150 of the workers sent to the Republic of Korea would also work as chefs in the country's restaurants and hotels.
The second phase from 2021 to 2025 would see another 39,000 workers sent to those three countries, in addition to expanded access to ASEAN and the UAE's labor markets in the beauty industry, hotel and restaurant services, engineering and construction.
However, the ministry is still in the process of negotiating the scheme with the three recipient countries, as well as determining their specific needs in the proposed fields.
The project is expected to receive VND1,3 trillion (US$57.2 million) from the state budget.
At the end of March this year, Vietnam had about 326,000 unemployed people with university, college, vocational school or other higher education degrees, according to official data.
At present, about 500,000 Vietnamese people are working overseas. However, about half of them are low-skilled workers.

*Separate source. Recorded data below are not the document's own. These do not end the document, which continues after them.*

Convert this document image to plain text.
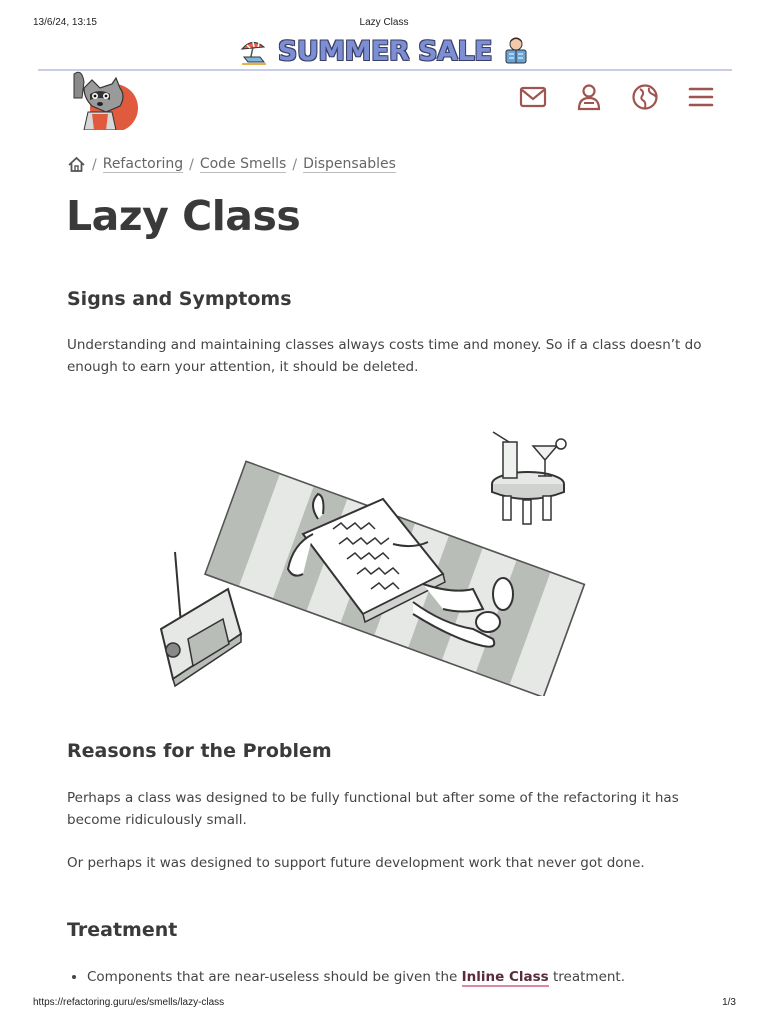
13/6/24, 13:15	Lazy Class
SUMMER SALE
/ Refactoring / Code Smells / Dispensables
Lazy Class
Signs and Symptoms

Understanding and maintaining classes always costs time and money. So if a class doesn’t do enough to earn your attention, it should be deleted.

Reasons for the Problem

Perhaps a class was designed to be fully functional but after some of the refactoring it has become ridiculously small.

Or perhaps it was designed to support future development work that never got done.

Treatment
• Components that are near-useless should be given the Inline Class treatment.
https://refactoring.guru/es/smells/lazy-class	1/3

The chronic lack of skilled labor has increasingly stalled Vietnam's growth and could hinder foreign investment in the country, experts say. Foreign and local companies have continued to lament that Vietnam's poorly trained graduates have left them struggling to find enough recruits.
“While this has allowed Vietnam to maintain lower labor costs than its neighbors, especially China, it will also restrict the country’s ability to attract investments in high technological manufacturing,” Healy Consultants Group, a professional services firm, said in a report last May.